Seminars
“The natural radiation hypersensitivity of the brains of young children – it’s all about DNA repair”
Friday 19 September 12:00 until 13:00
University of Sussex Campus : GDSC Seminar Room (Genome Centre)
Speaker: Dr. Aaron Goodarzi,
Part of the series: GDSC Seminar Series
GDSC Seminar given by: Dr. Aaron Goodarzi, Professor, Charbonneau Cancer Institute, University of Calgary Director, Robson DNA Science Centre, Scientific Director, Evict Radon National Study.
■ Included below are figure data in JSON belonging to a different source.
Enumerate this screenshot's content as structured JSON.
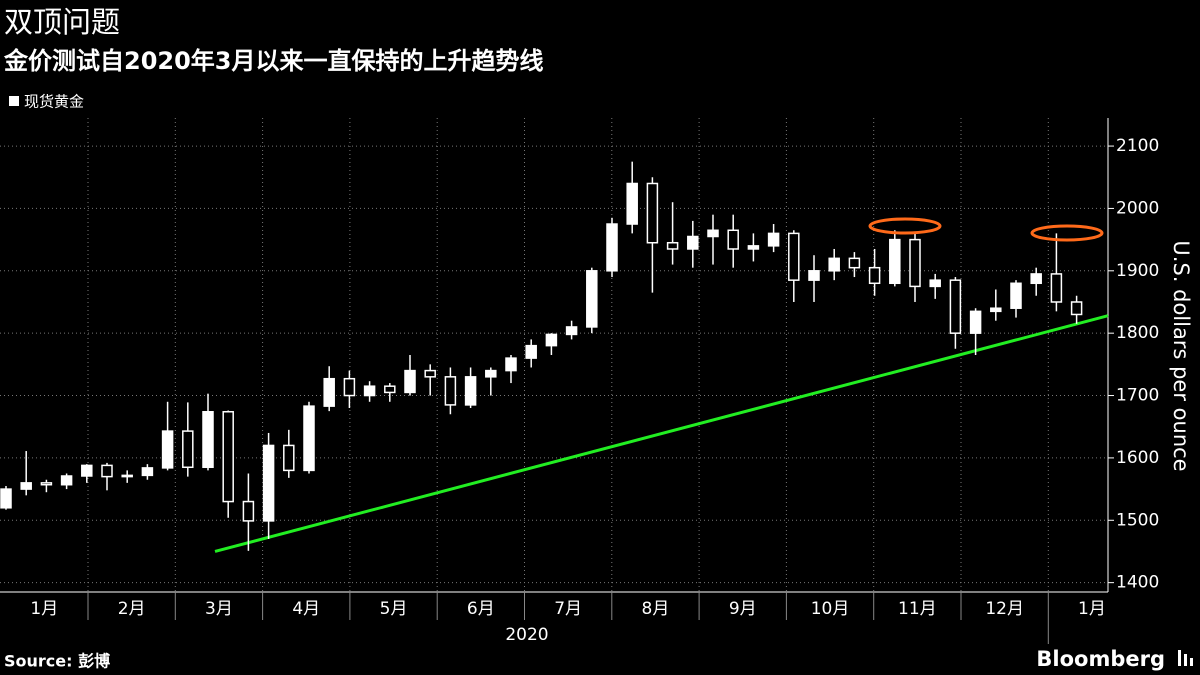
{
  "chart_data": {
    "type": "candlestick",
    "title": "双顶问题",
    "subtitle": "金价测试自2020年3月以来一直保持的上升趋势线",
    "y_axis_label": "U.S. dollars per ounce",
    "source": "Source: 彭博",
    "brand": "Bloomberg",
    "x_labels": [
      "1月",
      "2月",
      "3月",
      "4月",
      "5月",
      "6月",
      "7月",
      "8月",
      "9月",
      "10月",
      "11月",
      "12月",
      "1月"
    ],
    "x_year_label": "2020",
    "categories": [
      null,
      null,
      null,
      null,
      null,
      null,
      null,
      null,
      null,
      null,
      null,
      null,
      null,
      null,
      null,
      null,
      null,
      null,
      null,
      null,
      null,
      null,
      null,
      null,
      null,
      null,
      null,
      null,
      null,
      null,
      null,
      null,
      null,
      null,
      null,
      null,
      null,
      null,
      null,
      null,
      null,
      null,
      null,
      null,
      null,
      null,
      null,
      null,
      null,
      null,
      null,
      null,
      null,
      null
    ],
    "series": [
      {
        "name": "现货黄金",
        "color": "#ffffff",
        "open": [
          1520,
          1550,
          1560,
          1557,
          1571,
          1588,
          1570,
          1572,
          1584,
          1643,
          1585,
          1674,
          1530,
          1499,
          1620,
          1580,
          1683,
          1727,
          1700,
          1715,
          1705,
          1740,
          1730,
          1685,
          1730,
          1740,
          1760,
          1780,
          1798,
          1810,
          1900,
          1975,
          2040,
          1945,
          1935,
          1955,
          1965,
          1935,
          1940,
          1960,
          1885,
          1900,
          1920,
          1905,
          1880,
          1950,
          1875,
          1885,
          1800,
          1835,
          1840,
          1880,
          1895,
          1850
        ],
        "high": [
          1555,
          1611,
          1565,
          1575,
          1590,
          1592,
          1580,
          1590,
          1690,
          1689,
          1703,
          1676,
          1575,
          1640,
          1645,
          1690,
          1747,
          1740,
          1723,
          1720,
          1765,
          1750,
          1745,
          1745,
          1745,
          1765,
          1790,
          1800,
          1820,
          1905,
          1985,
          2075,
          2050,
          2010,
          1980,
          1990,
          1990,
          1960,
          1975,
          1965,
          1925,
          1935,
          1930,
          1935,
          1965,
          1960,
          1895,
          1890,
          1840,
          1870,
          1885,
          1905,
          1960,
          1860
        ],
        "low": [
          1517,
          1540,
          1545,
          1550,
          1560,
          1548,
          1560,
          1565,
          1580,
          1570,
          1580,
          1504,
          1451,
          1470,
          1568,
          1575,
          1675,
          1680,
          1690,
          1690,
          1700,
          1700,
          1670,
          1680,
          1700,
          1720,
          1745,
          1765,
          1790,
          1800,
          1890,
          1960,
          1865,
          1910,
          1905,
          1910,
          1905,
          1915,
          1930,
          1850,
          1850,
          1885,
          1890,
          1860,
          1875,
          1850,
          1855,
          1775,
          1765,
          1820,
          1825,
          1860,
          1835,
          1815
        ],
        "close": [
          1550,
          1560,
          1557,
          1571,
          1588,
          1570,
          1572,
          1584,
          1643,
          1585,
          1674,
          1530,
          1499,
          1620,
          1580,
          1683,
          1727,
          1700,
          1715,
          1705,
          1740,
          1730,
          1685,
          1730,
          1740,
          1760,
          1780,
          1798,
          1810,
          1900,
          1975,
          2040,
          1945,
          1935,
          1955,
          1965,
          1935,
          1940,
          1960,
          1885,
          1900,
          1920,
          1905,
          1880,
          1950,
          1875,
          1885,
          1800,
          1835,
          1840,
          1880,
          1895,
          1850,
          1830
        ]
      }
    ],
    "trendline": {
      "color": "#22ee22",
      "values": [
        1450,
        1828
      ]
    },
    "highlight_color": "#ff6a1a",
    "ylim": [
      1385,
      2145
    ],
    "yticks": [
      1400,
      1500,
      1600,
      1700,
      1800,
      1900,
      2000,
      2100
    ],
    "grid": true
  }
}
Abstract: Radiotherapy is an effective component of the clinical management of central nervous system tumours in children; however, it can cause serious long-term neurologic sequelae such as progressive neurocognitive deficits and a heightened risk of gliomas. Two-thirds of children surviving >5 years will experience >1 brain tumour treatment-related effect that are more severe the younger a person is treated. Understanding the molecular underpinnings of ionizing radiation-induced effects in the brains of children is imperative to improving outcomes. Dr. Goodarzi will present cell and molecular evidence that oligodendrocyte precursor cells (OPCs), which are the precursors of the myelinating oligodendrocytes that comprise brain white matter, display heightened radiosensitivity. The molecular explanation for this is that OPCs, even in their resting state, experience elevated DNA replication stress, an insufficiency in RAD51-mediated steps of homology-directed DNA double strand break repair, and alterations to multiple chromatin remodelling factors important for DNA repair – all differences that collectively render these cells more genomically unstable and less able to withstand radiation exposure.